Des pirates, venus de la ville khalkidienne de Kymè au pays des Opiques, fondèrent Zanklè. Plus tard des gens partis de Khalkis et du reste de l’Eubée vinrent se partager avec eux le territoire. Les fondateurs furent Périérès et Krataeménès, originaires l’un de Kymè, l’autre de Khalkis. Le nom primitif de Zanklè lui avait été donné par les Sicules, parce que l’emplacement de la ville a la forme d’une faux et que le nom de la faux en dialecte sicule est zanklon ; par la suite des Samiens et d’autres Ioniens, qui fuyaient les Mèdes et avaient abordé en Sicile, en chassèrent les habitants.

Peu de temps après, Anaxilas, tyran de Rhegion, chassa les Samiens, installa dans la ville une population mélée et l’appela Messénè, du nom de son ancienne patrie.
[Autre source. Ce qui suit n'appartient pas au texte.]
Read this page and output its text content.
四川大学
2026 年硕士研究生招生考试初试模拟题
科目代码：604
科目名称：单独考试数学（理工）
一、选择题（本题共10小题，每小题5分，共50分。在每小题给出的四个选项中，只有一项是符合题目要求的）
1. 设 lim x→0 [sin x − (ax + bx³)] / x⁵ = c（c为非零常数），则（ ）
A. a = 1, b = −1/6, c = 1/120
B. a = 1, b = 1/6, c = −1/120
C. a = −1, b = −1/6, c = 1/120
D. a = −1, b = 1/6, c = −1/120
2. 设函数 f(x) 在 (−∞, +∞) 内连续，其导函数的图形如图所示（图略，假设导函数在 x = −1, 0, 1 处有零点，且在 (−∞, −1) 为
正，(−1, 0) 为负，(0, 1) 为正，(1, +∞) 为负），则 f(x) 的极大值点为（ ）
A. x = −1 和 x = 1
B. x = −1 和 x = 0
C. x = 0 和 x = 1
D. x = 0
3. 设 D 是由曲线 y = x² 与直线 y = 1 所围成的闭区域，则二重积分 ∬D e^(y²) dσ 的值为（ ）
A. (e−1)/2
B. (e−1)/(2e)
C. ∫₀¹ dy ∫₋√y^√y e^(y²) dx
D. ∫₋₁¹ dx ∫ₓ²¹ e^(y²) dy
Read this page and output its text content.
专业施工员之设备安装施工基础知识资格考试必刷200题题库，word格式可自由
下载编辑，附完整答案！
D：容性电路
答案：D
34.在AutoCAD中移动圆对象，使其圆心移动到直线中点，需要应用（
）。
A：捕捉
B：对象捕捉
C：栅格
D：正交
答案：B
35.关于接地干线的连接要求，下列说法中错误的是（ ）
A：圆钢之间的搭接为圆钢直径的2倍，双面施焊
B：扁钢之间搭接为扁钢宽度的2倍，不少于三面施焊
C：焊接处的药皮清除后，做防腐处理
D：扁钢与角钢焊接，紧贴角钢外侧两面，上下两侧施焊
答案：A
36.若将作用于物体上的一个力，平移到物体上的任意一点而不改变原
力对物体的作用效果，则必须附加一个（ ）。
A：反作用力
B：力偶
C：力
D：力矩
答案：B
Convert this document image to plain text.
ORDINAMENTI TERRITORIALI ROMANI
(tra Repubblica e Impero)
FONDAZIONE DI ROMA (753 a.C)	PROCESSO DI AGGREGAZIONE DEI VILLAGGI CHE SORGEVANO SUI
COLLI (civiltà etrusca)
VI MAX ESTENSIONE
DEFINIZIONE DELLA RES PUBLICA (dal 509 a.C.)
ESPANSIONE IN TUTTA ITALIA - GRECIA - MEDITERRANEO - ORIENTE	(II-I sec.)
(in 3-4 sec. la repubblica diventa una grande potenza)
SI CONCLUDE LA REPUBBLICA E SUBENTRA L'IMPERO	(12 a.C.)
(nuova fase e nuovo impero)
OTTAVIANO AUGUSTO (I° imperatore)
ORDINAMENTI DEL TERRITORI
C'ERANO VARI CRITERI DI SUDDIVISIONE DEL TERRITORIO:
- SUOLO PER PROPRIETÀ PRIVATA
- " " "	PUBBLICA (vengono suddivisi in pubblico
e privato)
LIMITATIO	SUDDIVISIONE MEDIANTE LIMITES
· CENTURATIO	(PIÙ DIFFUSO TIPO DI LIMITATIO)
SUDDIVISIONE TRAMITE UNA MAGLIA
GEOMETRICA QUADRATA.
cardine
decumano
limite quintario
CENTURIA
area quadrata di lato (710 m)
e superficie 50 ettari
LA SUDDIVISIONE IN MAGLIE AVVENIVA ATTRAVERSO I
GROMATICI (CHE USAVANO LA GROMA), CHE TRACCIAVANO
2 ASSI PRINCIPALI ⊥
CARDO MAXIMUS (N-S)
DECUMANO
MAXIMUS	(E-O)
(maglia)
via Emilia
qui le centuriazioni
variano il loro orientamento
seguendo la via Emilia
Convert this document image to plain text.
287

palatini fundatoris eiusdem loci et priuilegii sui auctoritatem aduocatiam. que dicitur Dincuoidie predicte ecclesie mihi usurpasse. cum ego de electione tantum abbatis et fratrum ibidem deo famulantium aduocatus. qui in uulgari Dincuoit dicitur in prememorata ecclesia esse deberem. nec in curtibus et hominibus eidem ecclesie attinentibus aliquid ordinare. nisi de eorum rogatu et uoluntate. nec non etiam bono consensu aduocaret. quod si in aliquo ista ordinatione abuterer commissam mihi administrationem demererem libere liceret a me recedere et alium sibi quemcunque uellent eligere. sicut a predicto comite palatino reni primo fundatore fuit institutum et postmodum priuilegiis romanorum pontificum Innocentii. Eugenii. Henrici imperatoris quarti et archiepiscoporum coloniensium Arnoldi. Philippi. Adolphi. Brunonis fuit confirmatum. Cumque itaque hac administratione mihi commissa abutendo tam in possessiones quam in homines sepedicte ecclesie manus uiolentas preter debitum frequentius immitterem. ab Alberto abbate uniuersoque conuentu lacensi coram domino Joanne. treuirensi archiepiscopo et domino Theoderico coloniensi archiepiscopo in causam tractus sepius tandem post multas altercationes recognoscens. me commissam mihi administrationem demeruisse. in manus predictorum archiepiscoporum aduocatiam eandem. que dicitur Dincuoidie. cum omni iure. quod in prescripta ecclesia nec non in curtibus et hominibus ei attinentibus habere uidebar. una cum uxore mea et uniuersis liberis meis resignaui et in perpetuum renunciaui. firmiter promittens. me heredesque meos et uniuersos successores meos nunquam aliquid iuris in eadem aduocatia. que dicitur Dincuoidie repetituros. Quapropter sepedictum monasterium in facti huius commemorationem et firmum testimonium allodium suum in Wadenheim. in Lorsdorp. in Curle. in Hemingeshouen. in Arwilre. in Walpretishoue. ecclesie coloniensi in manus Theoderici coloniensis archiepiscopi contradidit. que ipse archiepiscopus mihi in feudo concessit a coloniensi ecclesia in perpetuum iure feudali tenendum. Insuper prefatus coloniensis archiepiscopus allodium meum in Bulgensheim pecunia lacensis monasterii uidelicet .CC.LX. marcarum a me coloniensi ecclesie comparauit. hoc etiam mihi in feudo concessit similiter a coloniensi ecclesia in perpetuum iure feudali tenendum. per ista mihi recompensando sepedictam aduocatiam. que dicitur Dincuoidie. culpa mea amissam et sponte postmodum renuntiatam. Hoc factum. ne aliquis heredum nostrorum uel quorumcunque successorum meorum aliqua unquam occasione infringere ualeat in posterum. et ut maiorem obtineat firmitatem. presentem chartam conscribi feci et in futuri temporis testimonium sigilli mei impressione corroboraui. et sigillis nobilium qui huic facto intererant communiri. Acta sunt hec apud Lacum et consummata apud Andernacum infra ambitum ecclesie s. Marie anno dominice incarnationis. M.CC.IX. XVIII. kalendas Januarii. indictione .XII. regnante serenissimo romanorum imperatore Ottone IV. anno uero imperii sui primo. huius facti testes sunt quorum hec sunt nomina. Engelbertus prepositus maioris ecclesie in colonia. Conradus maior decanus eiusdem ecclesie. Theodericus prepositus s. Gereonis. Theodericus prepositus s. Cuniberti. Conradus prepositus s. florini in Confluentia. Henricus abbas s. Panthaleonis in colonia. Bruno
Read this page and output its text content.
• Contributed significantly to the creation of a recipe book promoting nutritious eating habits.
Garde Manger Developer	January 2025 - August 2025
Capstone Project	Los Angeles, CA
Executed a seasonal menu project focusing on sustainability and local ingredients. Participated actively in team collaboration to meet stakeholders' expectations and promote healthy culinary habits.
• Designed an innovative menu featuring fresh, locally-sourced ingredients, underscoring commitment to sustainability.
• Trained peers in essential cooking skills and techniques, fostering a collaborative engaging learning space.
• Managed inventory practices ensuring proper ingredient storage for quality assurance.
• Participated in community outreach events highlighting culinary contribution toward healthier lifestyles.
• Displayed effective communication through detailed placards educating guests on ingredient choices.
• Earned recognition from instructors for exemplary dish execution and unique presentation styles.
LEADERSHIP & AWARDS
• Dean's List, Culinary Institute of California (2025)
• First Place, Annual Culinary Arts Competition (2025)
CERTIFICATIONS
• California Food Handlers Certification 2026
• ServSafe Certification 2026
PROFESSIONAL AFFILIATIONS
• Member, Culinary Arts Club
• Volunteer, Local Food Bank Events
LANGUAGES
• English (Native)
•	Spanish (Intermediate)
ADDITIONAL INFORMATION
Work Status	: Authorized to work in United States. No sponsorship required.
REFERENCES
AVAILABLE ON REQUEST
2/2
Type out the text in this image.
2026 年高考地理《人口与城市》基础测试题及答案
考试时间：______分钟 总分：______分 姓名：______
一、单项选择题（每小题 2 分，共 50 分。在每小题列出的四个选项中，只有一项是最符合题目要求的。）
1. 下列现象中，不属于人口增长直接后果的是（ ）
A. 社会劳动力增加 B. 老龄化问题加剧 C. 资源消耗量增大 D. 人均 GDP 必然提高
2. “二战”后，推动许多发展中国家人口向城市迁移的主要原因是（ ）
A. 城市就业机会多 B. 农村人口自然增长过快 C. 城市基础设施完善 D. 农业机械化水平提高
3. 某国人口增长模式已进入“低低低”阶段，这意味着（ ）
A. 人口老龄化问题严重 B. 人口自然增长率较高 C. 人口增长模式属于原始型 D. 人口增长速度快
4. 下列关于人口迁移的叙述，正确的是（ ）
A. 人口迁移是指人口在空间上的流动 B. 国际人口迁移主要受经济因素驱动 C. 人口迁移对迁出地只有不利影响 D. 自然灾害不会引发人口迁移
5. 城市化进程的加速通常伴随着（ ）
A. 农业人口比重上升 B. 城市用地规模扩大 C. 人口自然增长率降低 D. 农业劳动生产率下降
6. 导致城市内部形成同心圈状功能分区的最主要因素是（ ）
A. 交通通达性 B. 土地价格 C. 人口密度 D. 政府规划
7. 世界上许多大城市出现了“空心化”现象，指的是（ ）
5. – Himéra est une colonie de Zanklè, dont les fondateurs furent Eukléidès, Simos et Sakôn. Sa population état en majeure partie khalkidienne, mais il vint s’y adjoindre des bannis de Syracuse, victimes d’une faction politique ; on les appelait Mylétides. La langue qu’on y parlait était un mélange de khalkidien et de dorien ; mais ce furent les institutions khalkidiennes qui y eurent force de loi.

Colonies Syracusaines : Kamarina passe aux Gelo-Agrigentiens

Ils fondèrent Akræ et Kasménè, Akræ 70 ans après Syracuse, Kasménè environ 20 ans après Akræ. Kamarina elle aussi dut sa première fondation aux Syracusains, environ 135 ans après celle de Syracuse. Ses fondateurs furent Daskôn et Ménékôlos. Sa défection servit de prétexte à Syracuse pour faire la guerre aux gens de Kamarina et pour les expulser. Plus tard Hippokratès tyran de Géla se fit donner le territoire de Kamarina comme rançon des Syracusains prisonniers de guerre et fonda à nouveau la ville. Elle fut à nouveau dépeuplée par Gélôn, puis relevée une troisième fois par les habitants de Géla.